En toch, in andere vormen, wordt het pogen steeds weer ondernomen, wellicht toch met een enigszins gewijzigd doel: niet langer de vrouw zonder meer (als dat ooit het geval geweest is), maar naar zoveel anders in de eeuwigheid, waarvan de ziel gescheiden is in deze existentie, en waarvan de vrouw wellicht ook vroeger, bij alle hevigste realiteit, beeld en symbool was. Het oer-menselijk zoeken en verlangen naar de "anima" (Jung), die alleen dat ontbrekende in eigen ziel vervullen kan, maar die in dit leven nauwelijks ooit gevonden wordt en waarvan 't ideaalbeeld in de werkelijke vrouw slechts door de dood volkomen wordt, wordt hier bij Achterberg nog verder zoeken naar einden als rustpunt voor de ziel. Dit alles waarschijnlijk nog versterkt door de eigen innerlijke gespletenheid, en zéker versterkt door de gespletenheid die het kenmerk is van onze tijd en die het gevolg is van het moderne denken, dat alle vaste grond verloor en waardoor de ziel zich geworpen weet in een existentie zonder doel en zonder zin. 
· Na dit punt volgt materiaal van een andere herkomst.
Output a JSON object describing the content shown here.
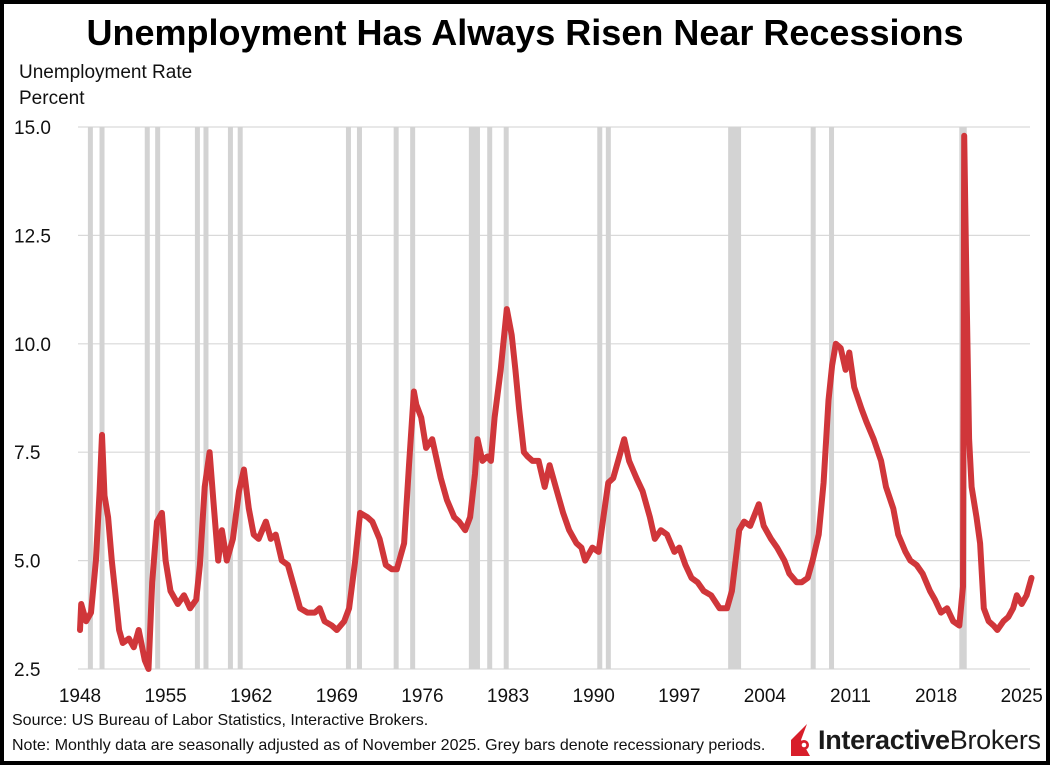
{
  "chart_data": {
    "type": "line",
    "title": "Unemployment Has Always Risen Near Recessions",
    "ylabel": "Unemployment Rate",
    "yunit": "Percent",
    "xlabel": "",
    "ylim": [
      2.5,
      15.0
    ],
    "yticks": [
      "2.5",
      "5.0",
      "7.5",
      "10.0",
      "12.5",
      "15.0"
    ],
    "xlim": [
      1948,
      2025
    ],
    "xticks": [
      "1948",
      "1955",
      "1962",
      "1969",
      "1976",
      "1983",
      "1990",
      "1997",
      "2004",
      "2011",
      "2018",
      "2025"
    ],
    "grid": "horizontal",
    "line_color": "#d0363a",
    "recession_color": "#d3d3d3",
    "recessions": [
      [
        1948.85,
        1949.8
      ],
      [
        1953.5,
        1954.35
      ],
      [
        1957.6,
        1958.3
      ],
      [
        1960.3,
        1961.1
      ],
      [
        1969.95,
        1970.85
      ],
      [
        1973.85,
        1975.2
      ],
      [
        1980.0,
        1980.5
      ],
      [
        1981.5,
        1982.85
      ],
      [
        1990.5,
        1991.2
      ],
      [
        2001.2,
        2001.85
      ],
      [
        2007.95,
        2009.45
      ],
      [
        2020.1,
        2020.3
      ]
    ],
    "series": [
      {
        "points": [
          [
            1948.0,
            3.4
          ],
          [
            1948.1,
            4.0
          ],
          [
            1948.5,
            3.6
          ],
          [
            1948.9,
            3.8
          ],
          [
            1949.3,
            5.0
          ],
          [
            1949.6,
            6.6
          ],
          [
            1949.8,
            7.9
          ],
          [
            1950.0,
            6.5
          ],
          [
            1950.3,
            6.0
          ],
          [
            1950.6,
            5.0
          ],
          [
            1950.9,
            4.2
          ],
          [
            1951.2,
            3.4
          ],
          [
            1951.5,
            3.1
          ],
          [
            1952.0,
            3.2
          ],
          [
            1952.4,
            3.0
          ],
          [
            1952.8,
            3.4
          ],
          [
            1953.3,
            2.7
          ],
          [
            1953.6,
            2.5
          ],
          [
            1953.9,
            4.5
          ],
          [
            1954.3,
            5.9
          ],
          [
            1954.7,
            6.1
          ],
          [
            1955.0,
            5.0
          ],
          [
            1955.4,
            4.3
          ],
          [
            1956.0,
            4.0
          ],
          [
            1956.5,
            4.2
          ],
          [
            1957.0,
            3.9
          ],
          [
            1957.5,
            4.1
          ],
          [
            1957.8,
            4.9
          ],
          [
            1958.2,
            6.7
          ],
          [
            1958.6,
            7.5
          ],
          [
            1958.9,
            6.4
          ],
          [
            1959.3,
            5.0
          ],
          [
            1959.6,
            5.7
          ],
          [
            1960.0,
            5.0
          ],
          [
            1960.5,
            5.5
          ],
          [
            1961.0,
            6.6
          ],
          [
            1961.4,
            7.1
          ],
          [
            1961.8,
            6.2
          ],
          [
            1962.2,
            5.6
          ],
          [
            1962.6,
            5.5
          ],
          [
            1963.2,
            5.9
          ],
          [
            1963.6,
            5.5
          ],
          [
            1964.0,
            5.6
          ],
          [
            1964.5,
            5.0
          ],
          [
            1965.0,
            4.9
          ],
          [
            1965.5,
            4.4
          ],
          [
            1966.0,
            3.9
          ],
          [
            1966.6,
            3.8
          ],
          [
            1967.2,
            3.8
          ],
          [
            1967.6,
            3.9
          ],
          [
            1968.0,
            3.6
          ],
          [
            1968.6,
            3.5
          ],
          [
            1969.0,
            3.4
          ],
          [
            1969.6,
            3.6
          ],
          [
            1970.0,
            3.9
          ],
          [
            1970.5,
            5.0
          ],
          [
            1970.9,
            6.1
          ],
          [
            1971.5,
            6.0
          ],
          [
            1971.9,
            5.9
          ],
          [
            1972.5,
            5.5
          ],
          [
            1973.0,
            4.9
          ],
          [
            1973.5,
            4.8
          ],
          [
            1973.9,
            4.8
          ],
          [
            1974.5,
            5.4
          ],
          [
            1974.9,
            7.2
          ],
          [
            1975.3,
            8.9
          ],
          [
            1975.5,
            8.6
          ],
          [
            1975.9,
            8.3
          ],
          [
            1976.3,
            7.6
          ],
          [
            1976.8,
            7.8
          ],
          [
            1977.5,
            6.9
          ],
          [
            1978.0,
            6.4
          ],
          [
            1978.6,
            6.0
          ],
          [
            1979.0,
            5.9
          ],
          [
            1979.5,
            5.7
          ],
          [
            1979.9,
            6.0
          ],
          [
            1980.3,
            7.0
          ],
          [
            1980.5,
            7.8
          ],
          [
            1980.9,
            7.3
          ],
          [
            1981.3,
            7.4
          ],
          [
            1981.6,
            7.3
          ],
          [
            1981.9,
            8.3
          ],
          [
            1982.4,
            9.4
          ],
          [
            1982.9,
            10.8
          ],
          [
            1983.3,
            10.2
          ],
          [
            1983.6,
            9.4
          ],
          [
            1983.9,
            8.5
          ],
          [
            1984.3,
            7.5
          ],
          [
            1984.6,
            7.4
          ],
          [
            1985.0,
            7.3
          ],
          [
            1985.5,
            7.3
          ],
          [
            1986.0,
            6.7
          ],
          [
            1986.4,
            7.2
          ],
          [
            1986.9,
            6.7
          ],
          [
            1987.5,
            6.1
          ],
          [
            1988.0,
            5.7
          ],
          [
            1988.6,
            5.4
          ],
          [
            1989.0,
            5.3
          ],
          [
            1989.3,
            5.0
          ],
          [
            1989.9,
            5.3
          ],
          [
            1990.4,
            5.2
          ],
          [
            1990.8,
            6.0
          ],
          [
            1991.2,
            6.8
          ],
          [
            1991.6,
            6.9
          ],
          [
            1992.0,
            7.3
          ],
          [
            1992.5,
            7.8
          ],
          [
            1992.9,
            7.3
          ],
          [
            1993.5,
            6.9
          ],
          [
            1994.0,
            6.6
          ],
          [
            1994.6,
            6.0
          ],
          [
            1995.0,
            5.5
          ],
          [
            1995.5,
            5.7
          ],
          [
            1996.0,
            5.6
          ],
          [
            1996.6,
            5.2
          ],
          [
            1997.0,
            5.3
          ],
          [
            1997.5,
            4.9
          ],
          [
            1998.0,
            4.6
          ],
          [
            1998.5,
            4.5
          ],
          [
            1999.0,
            4.3
          ],
          [
            1999.6,
            4.2
          ],
          [
            2000.3,
            3.9
          ],
          [
            2000.9,
            3.9
          ],
          [
            2001.3,
            4.3
          ],
          [
            2001.9,
            5.7
          ],
          [
            2002.3,
            5.9
          ],
          [
            2002.8,
            5.8
          ],
          [
            2003.5,
            6.3
          ],
          [
            2003.9,
            5.8
          ],
          [
            2004.5,
            5.5
          ],
          [
            2005.0,
            5.3
          ],
          [
            2005.6,
            5.0
          ],
          [
            2006.0,
            4.7
          ],
          [
            2006.6,
            4.5
          ],
          [
            2007.0,
            4.5
          ],
          [
            2007.5,
            4.6
          ],
          [
            2007.9,
            5.0
          ],
          [
            2008.4,
            5.6
          ],
          [
            2008.8,
            6.8
          ],
          [
            2009.2,
            8.7
          ],
          [
            2009.5,
            9.5
          ],
          [
            2009.8,
            10.0
          ],
          [
            2010.2,
            9.9
          ],
          [
            2010.6,
            9.4
          ],
          [
            2010.9,
            9.8
          ],
          [
            2011.3,
            9.0
          ],
          [
            2011.9,
            8.5
          ],
          [
            2012.3,
            8.2
          ],
          [
            2012.9,
            7.8
          ],
          [
            2013.5,
            7.3
          ],
          [
            2013.9,
            6.7
          ],
          [
            2014.5,
            6.2
          ],
          [
            2014.9,
            5.6
          ],
          [
            2015.5,
            5.2
          ],
          [
            2015.9,
            5.0
          ],
          [
            2016.4,
            4.9
          ],
          [
            2016.9,
            4.7
          ],
          [
            2017.5,
            4.3
          ],
          [
            2017.9,
            4.1
          ],
          [
            2018.4,
            3.8
          ],
          [
            2018.9,
            3.9
          ],
          [
            2019.4,
            3.6
          ],
          [
            2019.9,
            3.5
          ],
          [
            2020.2,
            4.4
          ],
          [
            2020.3,
            14.8
          ],
          [
            2020.5,
            11.0
          ],
          [
            2020.7,
            7.8
          ],
          [
            2020.9,
            6.7
          ],
          [
            2021.3,
            6.0
          ],
          [
            2021.6,
            5.4
          ],
          [
            2021.9,
            3.9
          ],
          [
            2022.3,
            3.6
          ],
          [
            2022.7,
            3.5
          ],
          [
            2023.0,
            3.4
          ],
          [
            2023.5,
            3.6
          ],
          [
            2023.9,
            3.7
          ],
          [
            2024.3,
            3.9
          ],
          [
            2024.6,
            4.2
          ],
          [
            2025.0,
            4.0
          ],
          [
            2025.4,
            4.2
          ],
          [
            2025.8,
            4.6
          ]
        ]
      }
    ]
  },
  "footer": {
    "source": "Source: US Bureau of Labor Statistics, Interactive Brokers.",
    "note": "Note: Monthly data are seasonally adjusted as of November 2025. Grey bars denote recessionary periods."
  },
  "logo": {
    "bold": "Interactive",
    "regular": "Brokers",
    "color": "#d81e2a"
  }
}
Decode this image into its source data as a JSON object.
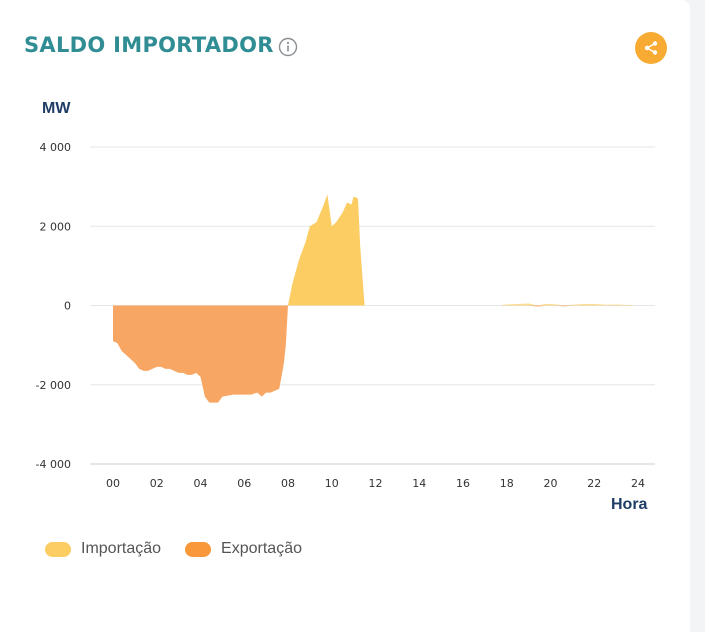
{
  "header": {
    "title": "SALDO IMPORTADOR",
    "info_icon": "info-icon",
    "share_icon": "share-icon"
  },
  "colors": {
    "title": "#2f8d93",
    "axis_text": "#1f3e66",
    "import": "#fccd63",
    "export": "#f7a763",
    "export_legend": "#f8983a",
    "share_button": "#f7ab33",
    "grid": "#e6e6e6"
  },
  "chart_data": {
    "type": "area",
    "ylabel": "MW",
    "xlabel": "Hora",
    "xlim": [
      0,
      24
    ],
    "ylim": [
      -4000,
      4000
    ],
    "x_ticks": [
      "00",
      "02",
      "04",
      "06",
      "08",
      "10",
      "12",
      "14",
      "16",
      "18",
      "20",
      "22",
      "24"
    ],
    "y_ticks": [
      "4 000",
      "2 000",
      "0",
      "-2 000",
      "-4 000"
    ],
    "y_tick_values": [
      4000,
      2000,
      0,
      -2000,
      -4000
    ],
    "grid": true,
    "legend_position": "bottom-left",
    "series": [
      {
        "name": "Importação",
        "color": "#fccd63",
        "x": [
          8.0,
          8.2,
          8.5,
          8.8,
          9.0,
          9.3,
          9.6,
          9.8,
          10.0,
          10.2,
          10.5,
          10.7,
          10.9,
          11.0,
          11.2,
          11.3,
          11.5
        ],
        "y": [
          0,
          550,
          1150,
          1600,
          2000,
          2100,
          2500,
          2800,
          2000,
          2100,
          2350,
          2600,
          2550,
          2750,
          2700,
          1500,
          0
        ]
      },
      {
        "name": "Exportação",
        "color": "#f7a763",
        "x": [
          0.0,
          0.2,
          0.4,
          0.6,
          0.8,
          1.0,
          1.2,
          1.4,
          1.6,
          1.8,
          2.0,
          2.2,
          2.4,
          2.6,
          2.8,
          3.0,
          3.2,
          3.4,
          3.6,
          3.8,
          4.0,
          4.2,
          4.4,
          4.6,
          4.8,
          5.0,
          5.5,
          6.0,
          6.3,
          6.6,
          6.8,
          7.0,
          7.2,
          7.4,
          7.6,
          7.8,
          7.9,
          8.0
        ],
        "y": [
          -900,
          -950,
          -1150,
          -1250,
          -1350,
          -1450,
          -1600,
          -1650,
          -1650,
          -1600,
          -1550,
          -1550,
          -1600,
          -1600,
          -1650,
          -1700,
          -1700,
          -1750,
          -1750,
          -1700,
          -1800,
          -2300,
          -2450,
          -2450,
          -2450,
          -2300,
          -2250,
          -2250,
          -2250,
          -2200,
          -2300,
          -2200,
          -2200,
          -2150,
          -2100,
          -1500,
          -1000,
          0
        ]
      }
    ],
    "noise_series": {
      "x": [
        17.8,
        18.2,
        18.6,
        19.0,
        19.4,
        19.8,
        20.2,
        20.6,
        21.0,
        21.4,
        21.8,
        22.2,
        22.6,
        23.0,
        23.4,
        23.8
      ],
      "y": [
        20,
        30,
        40,
        50,
        -30,
        40,
        30,
        -25,
        20,
        35,
        40,
        30,
        20,
        25,
        15,
        10
      ]
    }
  },
  "legend": {
    "items": [
      {
        "label": "Importação",
        "color": "#fccd63"
      },
      {
        "label": "Exportação",
        "color": "#f8983a"
      }
    ]
  }
}
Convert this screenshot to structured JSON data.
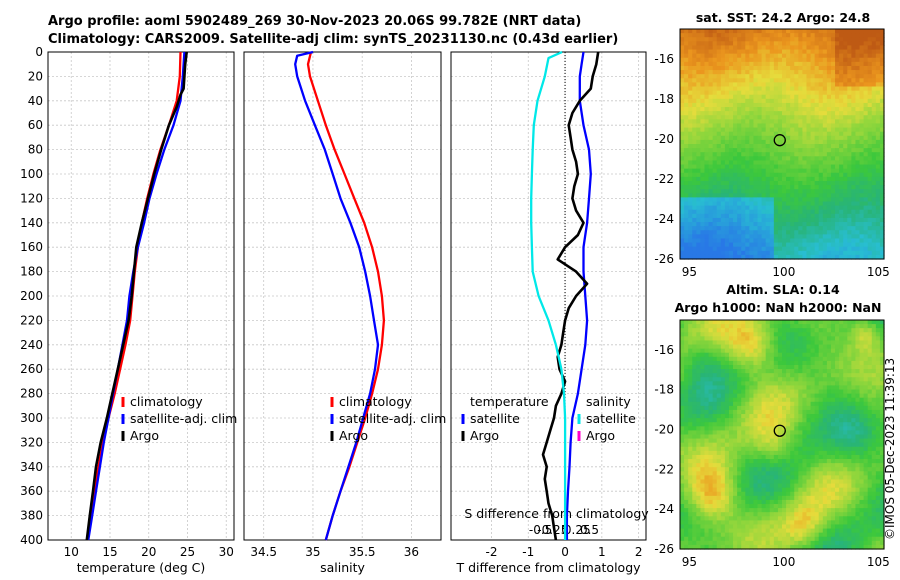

Daarbij komt nog dit, dat de dood van de geliefde, of in elk geval geheel haar menselijk zijn, bij Achterberg verbonden is met een diep ervaren schuld. Een schuldbesef dat heenklaagt door de liefdeslyriek heen, en de scheiding te onverdraaglijker maakt: "Ik bleef leven - maar niet/ dan door uw zuivere wond." Die schuld eist verzoening. En deze noodzaak versterkt bij de dichter aanvankelijk 't pogen op dood en leven om met de dode weer in verbintenis te komen, haar tot het leven als het ware terug te bezweren. Liefdesverlangen én schuldbesef gaan samen en drijven tot zijn machtige worsteling. Tot dit pogen (naar hereniging en verzoening) is het vers het middel. Door het vers wordt de dode tot het leven, het verleden tot het heden als het ware bezworen. De commentatoren gebruiken tot verklaring van dit onmenselijk procédé de meest krachtdadige bewoordingen en vergelijkingen. De dichter is magiër, zijn werk magie. Heel de godsdienstwetenschap wordt erbij gehaald ter illustratie, tot de meest primitieve vormen van animisme toe. En inderdaad heeft zijn worsteling iets van 't bezwerende van de magiër, van de druïde, van de hogepriester, ook al is het de vraag of deze magie "primitief" is zonder meer, of alleen maar algemeen menselijk en zich voortzettend tot in de nieuwste tijden. 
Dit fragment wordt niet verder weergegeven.